01 Data Science for Business Flashcards
What is Big Data?
- Big Data is high-volumen, high velocity and/or high-variety information assets that demand cost-effective, innovative forms of information processing that enable enhanced insight, decision making and process automation.
- The three V’s: volume, velocity and variety.
What is the general procedure of Data Science regarding extracting knowledge from data?
- It is assumed that extracting useful knowledge from data to solve business problems can be done systematically.
- IT is used to compile large data sets. Then data is analyzed to identify correlations to predict variables.
- Results from the analysis need to be generalizable (prevent overfitting the dataset).
- Meaningful decisions = identify the contexts in which data are created, analyzed and used.
Describe the relation of decision making and data:
- Traditionally, many decisions are made based on “gut feeling” of executives.
- Nowadays, data is available at sufficient quantity and granularity to let more decisions be based on facts.
- Top-down decision making is supplemented by bottom-up data analytics.
Why are Data Science capabilities regarded as a strategic asset?
- The strategic value of data science (compiling and analyzing data) can:
- Transform existing opperations to be more efficient
- Transform entire business models and generate new ways to earn profit/market share
Give some examples of data science solutions for business problems?
- Classification and class probability estimations.
- Regression (estimate numerical values for an individual)
- Similarity matching (identify similar individuals)
- Clustering (group of individuals, customer segments)
- Profiling (typical behaviours of individuals/groups)
- Link prediction (connections among data items)
- Data reduction (replace large data sets with smaller datasets)
- Causal modeling (what events influence each other).
Name some (5) approaches for data science:
- Statistics
- Database querying
- Data Warehousing
- Regresion analysis
- Machine learning, data mining
Briefly describe the evolution of analytical information systems:
1960: MIS (Management IS) Efficiente data processing, integrated information systems, vision of automated decision making.

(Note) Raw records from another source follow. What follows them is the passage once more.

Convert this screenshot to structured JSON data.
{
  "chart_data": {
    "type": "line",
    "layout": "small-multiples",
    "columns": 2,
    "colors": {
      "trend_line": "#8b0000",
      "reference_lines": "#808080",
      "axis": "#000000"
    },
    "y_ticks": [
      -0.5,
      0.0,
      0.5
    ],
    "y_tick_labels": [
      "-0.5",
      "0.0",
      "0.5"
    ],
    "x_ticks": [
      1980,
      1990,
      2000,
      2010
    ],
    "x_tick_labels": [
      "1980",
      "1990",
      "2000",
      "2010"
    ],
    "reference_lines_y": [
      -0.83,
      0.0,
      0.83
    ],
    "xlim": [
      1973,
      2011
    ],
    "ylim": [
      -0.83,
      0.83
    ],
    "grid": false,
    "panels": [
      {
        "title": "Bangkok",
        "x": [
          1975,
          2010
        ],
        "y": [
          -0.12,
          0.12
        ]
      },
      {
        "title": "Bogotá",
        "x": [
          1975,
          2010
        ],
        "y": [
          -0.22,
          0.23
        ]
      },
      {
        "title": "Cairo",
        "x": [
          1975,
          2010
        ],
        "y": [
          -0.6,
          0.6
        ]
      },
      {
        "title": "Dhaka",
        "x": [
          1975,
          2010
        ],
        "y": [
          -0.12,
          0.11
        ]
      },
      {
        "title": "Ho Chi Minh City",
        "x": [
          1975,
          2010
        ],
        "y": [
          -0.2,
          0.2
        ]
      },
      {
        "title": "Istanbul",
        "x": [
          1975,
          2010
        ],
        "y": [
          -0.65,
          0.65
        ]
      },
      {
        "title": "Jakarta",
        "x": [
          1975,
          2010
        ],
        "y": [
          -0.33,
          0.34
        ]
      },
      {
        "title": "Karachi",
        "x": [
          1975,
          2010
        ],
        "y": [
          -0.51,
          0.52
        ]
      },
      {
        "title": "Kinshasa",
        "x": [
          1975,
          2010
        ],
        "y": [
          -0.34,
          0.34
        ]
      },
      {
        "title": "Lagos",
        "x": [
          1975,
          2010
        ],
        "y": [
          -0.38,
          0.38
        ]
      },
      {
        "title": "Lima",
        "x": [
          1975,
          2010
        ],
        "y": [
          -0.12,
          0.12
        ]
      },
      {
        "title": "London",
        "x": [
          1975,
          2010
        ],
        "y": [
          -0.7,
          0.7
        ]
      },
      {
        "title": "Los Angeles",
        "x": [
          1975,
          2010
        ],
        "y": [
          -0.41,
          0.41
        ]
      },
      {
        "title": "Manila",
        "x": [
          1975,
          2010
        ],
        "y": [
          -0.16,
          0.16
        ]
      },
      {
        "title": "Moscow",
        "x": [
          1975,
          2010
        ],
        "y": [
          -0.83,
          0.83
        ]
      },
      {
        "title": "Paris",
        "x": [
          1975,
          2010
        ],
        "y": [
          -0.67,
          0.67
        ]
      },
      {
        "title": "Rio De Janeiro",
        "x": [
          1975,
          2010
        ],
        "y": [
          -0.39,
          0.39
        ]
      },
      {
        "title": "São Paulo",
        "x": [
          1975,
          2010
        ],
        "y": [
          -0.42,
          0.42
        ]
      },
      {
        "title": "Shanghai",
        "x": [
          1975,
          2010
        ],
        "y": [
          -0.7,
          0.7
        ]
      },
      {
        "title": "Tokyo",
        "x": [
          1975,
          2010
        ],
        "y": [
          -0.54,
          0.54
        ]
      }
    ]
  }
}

1970: DSS (Decision Support System) Statistical algorithms, “what if” analysis, complex and rigid structures, databases.
1980: EIS (Executive IS) Multidimensional modeling, transaction processing and decision support, top management decisions.
1990: DWH (Data Warehouse) Integration of diverse data, interactive and customized reports/OLAP, historical data.
2000: BI (Business Intelligence) KPI Systems, balanced scorecards, analytical applications, data mining.
What are the key differences between model-driven vs data-driven decision making?
- Model-based decision making is based on predictions, based on statistics and operations research techniques.
- Data-driven decision making is based on providing data in one place (in a DWH).